Learn the concepts and methods of linear algebra, and how to use them to think about computational problems arising in computer science. Coursework includes building on the concepts to write small programs and run them on real data.

When you take a digital photo with your phone or transform the image in Photoshop, when you play a video game or watch a movie with digital effects, when you do a web search or make a phone call, you are using technologies that build upon linear algebra. Linear algebra provides concepts that are crucial to many areas of computer science, including graphics, image processing, cryptography, machine learning, computer vision, optimization, graph algorithms, quantum computation, computational biology, information retrieval and web search. Linear algebra in turn is built on two basic elements, the matrix and the vector.

In this class, you will learn the concepts and methods of linear algebra, and how to use them to think about problems arising in computer science. You will write small programs in the programming language Python to implement basic matrix and vector functionality and algorithms, and use these to process real-world data to achieve such tasks as: two-dimensional graphics transformations, face morphing, face detection, image transformations such as blurring and edge detection, image perspective removal, classification of tumors as malignant or benign, integer factorization, error-correcting codes, and secret-sharing.

- The Function
- The Field
- The Vector
- The Vector Space
- The Matrix
- The Basis
- Dimension
- Gaussian Elimination
- The Inner Product
- Orthogonalization

You should be an experienced programmer. We use a subset of Python in this course, and we start by covering the relevant features and syntax, so many students find they can get by without prior knowledge of Python.

You are *not* expected to have any background in linear algebra. However, you should be prepared to read and understand some mathematical proofs. At Brown University, a similar course is taken mostly by sophomore computer science majors who have taken at least two semesters of programming and one semester addressing proof techniques.
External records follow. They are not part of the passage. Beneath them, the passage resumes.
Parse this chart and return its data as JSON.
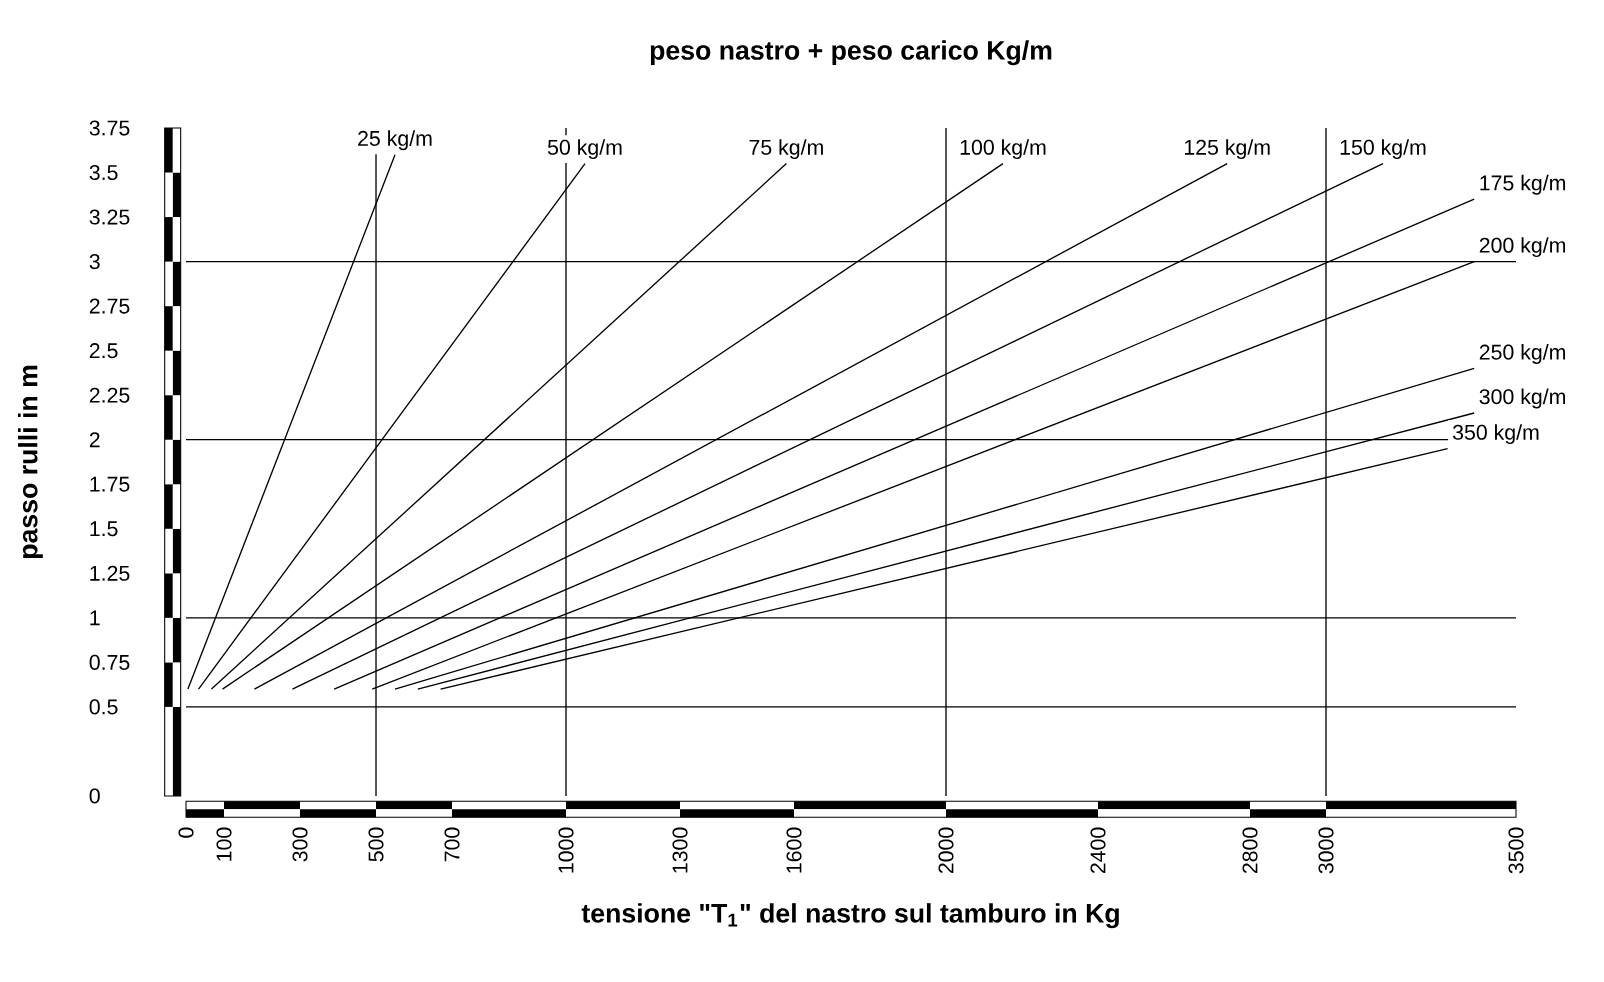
{
  "chart_data": {
    "type": "line",
    "title": "peso nastro + peso carico   Kg/m",
    "xlabel": "tensione \"**T$_{1}$**\" del nastro sul tamburo in Kg",
    "ylabel": "passo rulli in m",
    "xlim": [
      0,
      3500
    ],
    "xticks": [
      0,
      100,
      300,
      500,
      700,
      1000,
      1300,
      1600,
      2000,
      2400,
      2800,
      3000,
      3500
    ],
    "ylim": [
      0,
      3.75
    ],
    "yticks": [
      0,
      0.5,
      0.75,
      1,
      1.25,
      1.5,
      1.75,
      2,
      2.25,
      2.5,
      2.75,
      3,
      3.25,
      3.5,
      3.75
    ],
    "marker": "none",
    "line_style": "solid",
    "series": [
      {
        "name": "25 kg/m",
        "color": "#000000",
        "x": [
          5,
          550
        ],
        "values": [
          0.6,
          3.6
        ]
      },
      {
        "name": "50 kg/m",
        "color": "#000000",
        "x": [
          33,
          1050
        ],
        "values": [
          0.6,
          3.55
        ]
      },
      {
        "name": "75 kg/m",
        "color": "#000000",
        "x": [
          67,
          1580
        ],
        "values": [
          0.6,
          3.55
        ]
      },
      {
        "name": "100 kg/m",
        "color": "#000000",
        "x": [
          96,
          2150
        ],
        "values": [
          0.6,
          3.55
        ]
      },
      {
        "name": "125 kg/m",
        "color": "#000000",
        "x": [
          180,
          2740
        ],
        "values": [
          0.6,
          3.55
        ]
      },
      {
        "name": "150 kg/m",
        "color": "#000000",
        "x": [
          280,
          3150
        ],
        "values": [
          0.6,
          3.55
        ]
      },
      {
        "name": "175 kg/m",
        "color": "#000000",
        "x": [
          390,
          3390
        ],
        "values": [
          0.6,
          3.35
        ]
      },
      {
        "name": "200 kg/m",
        "color": "#000000",
        "x": [
          490,
          3390
        ],
        "values": [
          0.6,
          3.0
        ]
      },
      {
        "name": "250 kg/m",
        "color": "#000000",
        "x": [
          550,
          3390
        ],
        "values": [
          0.6,
          2.4
        ]
      },
      {
        "name": "300 kg/m",
        "color": "#000000",
        "x": [
          610,
          3390
        ],
        "values": [
          0.6,
          2.15
        ]
      },
      {
        "name": "350 kg/m",
        "color": "#000000",
        "x": [
          670,
          3320
        ],
        "values": [
          0.6,
          1.95
        ]
      }
    ],
    "ref_lines": [
      {
        "axis": "x",
        "value": 500
      },
      {
        "axis": "x",
        "value": 1000
      },
      {
        "axis": "x",
        "value": 2000
      },
      {
        "axis": "x",
        "value": 3000
      },
      {
        "axis": "y",
        "value": 0.5
      },
      {
        "axis": "y",
        "value": 1
      },
      {
        "axis": "y",
        "value": 2
      },
      {
        "axis": "y",
        "value": 3
      }
    ]
  }
}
Coding the Matrix is an optional companion textbook. It covers the material addressed by this course, plus additional examples and more advanced topics not covered by the course (wavelets, discrete Fourier transforms, singular value decomposition, eigenvalues, and linear programming). The textbook is not at all necessary for taking the course; all necessary material is covered in lecture.

**Will I get a statement of accomplishment after completing this class?**

Yes. Students who successfully complete the class will receive a statement of accomplishment signed by the instructor.**What resources will I need for this class?**

You will need a computer with Python installed (version 3.x). We will provide additional Python modules for you to download.**What is the coolest thing I'll learn if I take this class?**

Here are some cool things: removing the perspective from an image, a simple machine-learning algorithm applied to cancer data.